[PATCH v10 6/8] sched/isolation: Force housekeeping if isolcpus and nohz_full don't leave any

Gabriele Monaco posted 8 patches 1 month, 4 weeks ago
There is a newer version of this series
[PATCH v10 6/8] sched/isolation: Force housekeeping if isolcpus and nohz_full don't leave any
Posted by Gabriele Monaco 1 month, 4 weeks ago
Currently the user can set up isolcpus and nohz_full in such a way that
leaves no housekeeping CPU (i.e. no CPU that is neither domain isolated
nor nohz full). This can be a problem for other subsystems (e.g. the
timer wheel imgration).

Prevent this configuration by invalidating the last setting in case the
union of isolcpus (domain) and nohz_full covers all CPUs.

Signed-off-by: Gabriele Monaco <gmonaco@redhat.com>
---
 kernel/sched/isolation.c | 23 +++++++++++++++++++++++
 1 file changed, 23 insertions(+)

diff --git a/kernel/sched/isolation.c b/kernel/sched/isolation.c
index a4cf17b1fab0..0bf7b91684c0 100644
--- a/kernel/sched/isolation.c
+++ b/kernel/sched/isolation.c
@@ -167,6 +167,29 @@ static int __init housekeeping_setup(char *str, unsigned long flags)
 			}
 		}
 
+		/*
+		 * Check the combination of nohz_full and isolcpus=domain,
+		 * necessary to avoid problems with the timer migration
+		 * hierarchy. managed_irq is ignored by this check since it
+		 * isn't considered in the timer migration logic.
+		 */
+		iter_flags = housekeeping.flags & (HK_FLAG_KERNEL_NOISE | HK_FLAG_DOMAIN);
+		type = find_first_bit(&iter_flags, HK_TYPE_MAX);
+		/*
+		 * Pass the check if none of these flags were previously set or
+		 * are not in the current selection.
+		 */
+		iter_flags = flags & (HK_FLAG_KERNEL_NOISE | HK_FLAG_DOMAIN);
+		first_cpu = type == HK_TYPE_MAX || !iter_flags ? 0 :
+			    cpumask_first_and_and(cpu_present_mask,
+				    housekeeping_staging, housekeeping.cpumasks[type]);
+		if (first_cpu >= nr_cpu_ids || first_cpu >= setup_max_cpus) {
+			pr_warn("Housekeeping: must include one present CPU "
+				"neither in nohz_full= nor in isolcpus=domain, "
+				"ignoring setting %s\n", str);
+			goto free_housekeeping_staging;
+		}
+
 		iter_flags = flags & ~housekeeping.flags;
 
 		for_each_set_bit(type, &iter_flags, HK_TYPE_MAX)
-- 
2.50.1
Re: [PATCH v10 6/8] sched/isolation: Force housekeeping if isolcpus and nohz_full don't leave any
Posted by Waiman Long 1 month, 4 weeks ago
On 8/6/25 5:38 AM, Gabriele Monaco wrote:
> Currently the user can set up isolcpus and nohz_full in such a way that
> leaves no housekeeping CPU (i.e. no CPU that is neither domain isolated
> nor nohz full).

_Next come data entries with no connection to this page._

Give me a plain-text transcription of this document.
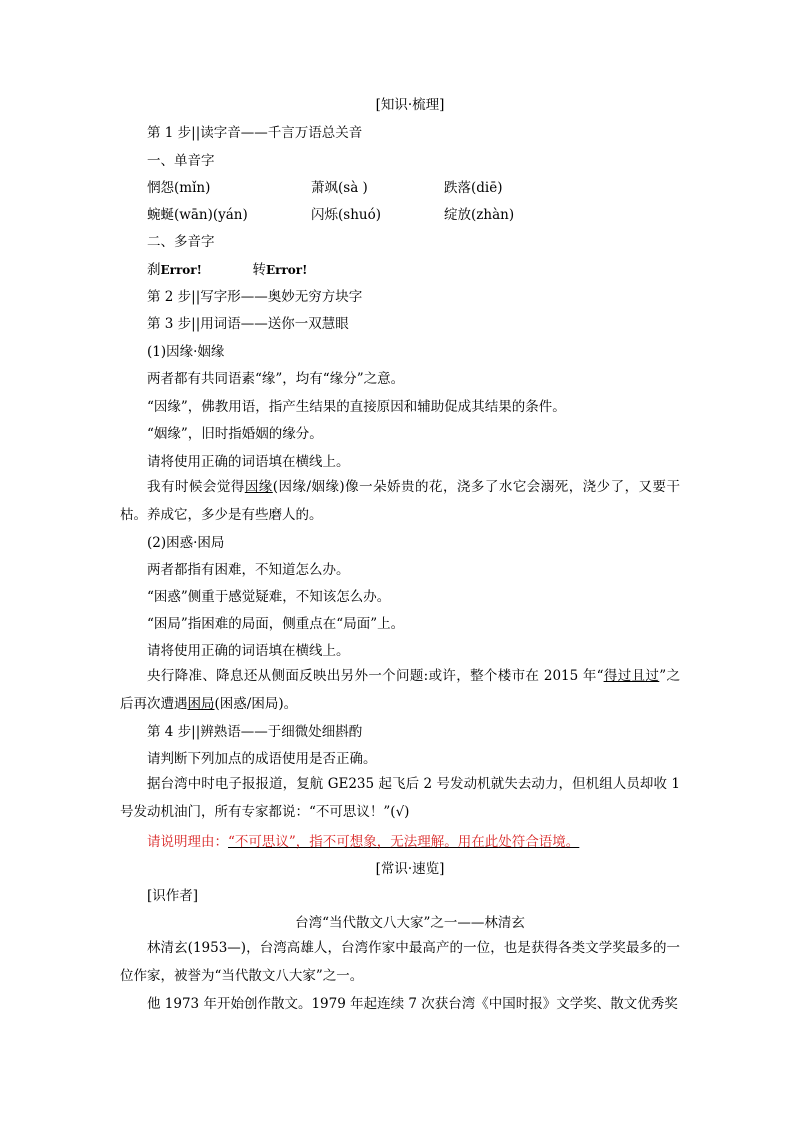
[知识·梳理]
第 1 步||读字音——千言万语总关音
一、单音字
惘怨(mǐn)	萧飒(sà )	跌落(diē)
蜿蜒(wān)(yán)	闪烁(shuó)	绽放(zhàn)
二、多音字
刹Error!	转Error!
第 2 步||写字形——奥妙无穷方块字
第 3 步||用词语——送你一双慧眼
(1)因缘·姻缘
两者都有共同语素“缘”，均有“缘分”之意。
“因缘”，佛教用语，指产生结果的直接原因和辅助促成其结果的条件。
“姻缘”，旧时指婚姻的缘分。
请将使用正确的词语填在横线上。
我有时候会觉得因缘(因缘/姻缘)像一朵娇贵的花，浇多了水它会溺死，浇少了，又要干枯。养成它，多少是有些磨人的。
(2)困惑·困局
两者都指有困难，不知道怎么办。
“困惑”侧重于感觉疑难，不知该怎么办。
“困局”指困难的局面，侧重点在“局面”上。
请将使用正确的词语填在横线上。
央行降准、降息还从侧面反映出另外一个问题:或许，整个楼市在 2015 年“得过且过”之后再次遭遇困局(困惑/困局)。
第 4 步||辨熟语——于细微处细斟酌
请判断下列加点的成语使用是否正确。
据台湾中时电子报报道，复航 GE235 起飞后 2 号发动机就失去动力，但机组人员却收 1 号发动机油门，所有专家都说：“不可思议！”(√)
请说明理由：“不可思议”，指不可想象，无法理解。用在此处符合语境。
[常识·速览]
[识作者]
台湾“当代散文八大家”之一——林清玄
林清玄(1953—)，台湾高雄人，台湾作家中最高产的一位，也是获得各类文学奖最多的一位作家，被誉为“当代散文八大家”之一。
他 1973 年开始创作散文。1979 年起连续 7 次获台湾《中国时报》文学奖、散文优秀奖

This can be a problem for other subsystems (e.g. the
> timer wheel imgration).
>
> Prevent this configuration by invalidating the last setting in case the
> union of isolcpus (domain) and nohz_full covers all CPUs.
>
> Signed-off-by: Gabriele Monaco <gmonaco@redhat.com>
> ---
>   kernel/sched/isolation.c | 23 +++++++++++++++++++++++
>   1 file changed, 23 insertions(+)
>
> diff --git a/kernel/sched/isolation.c b/kernel/sched/isolation.c
> index a4cf17b1fab0..0bf7b91684c0 100644
> --- a/kernel/sched/isolation.c
> +++ b/kernel/sched/isolation.c
> @@ -167,6 +167,29 @@ static int __init housekeeping_setup(char *str, unsigned long flags)
>   			}
>   		}
>   
> +		/*
> +		 * Check the combination of nohz_full and isolcpus=domain,
> +		 * necessary to avoid problems with the timer migration
> +		 * hierarchy. managed_irq is ignored by this check since it
> +		 * isn't considered in the timer migration logic.
> +		 */
> +		iter_flags = housekeeping.flags & (HK_FLAG_KERNEL_NOISE | HK_FLAG_DOMAIN);
> +		type = find_first_bit(&iter_flags, HK_TYPE_MAX);
> +		/*
> +		 * Pass the check if none of these flags were previously set or
> +		 * are not in the current selection.
> +		 */
> +		iter_flags = flags & (HK_FLAG_KERNEL_NOISE | HK_FLAG_DOMAIN);
> +		first_cpu = type == HK_TYPE_MAX || !iter_flags ? 0 :
> +			    cpumask_first_and_and(cpu_present_mask,
> +				    housekeeping_staging, housekeeping.cpumasks[type]);
This statement is a bit hard to read as I have to look up the C operator 
precedence table to make sure that I get the precedence right. It will 
be easier if parentheses are used to make it easier to read.
> +		if (first_cpu >= nr_cpu_ids || first_cpu >= setup_max_cpus) {

Perhaps you can simplify it to "if (first_cpu >= min(nr_cpu_ids, 
setup_max_cpus))".

Other than that, the logic looks right to me.

Cheers,
Longman


> +			pr_warn("Housekeeping: must include one present CPU "
> +				"neither in nohz_full= nor in isolcpus=domain, "
> +				"ignoring setting %s\n", str);
> +			goto free_housekeeping_staging;
> +		}
> +
>   		iter_flags = flags & ~housekeeping.flags;
>   
>   		for_each_set_bit(type, &iter_flags, HK_TYPE_MAX)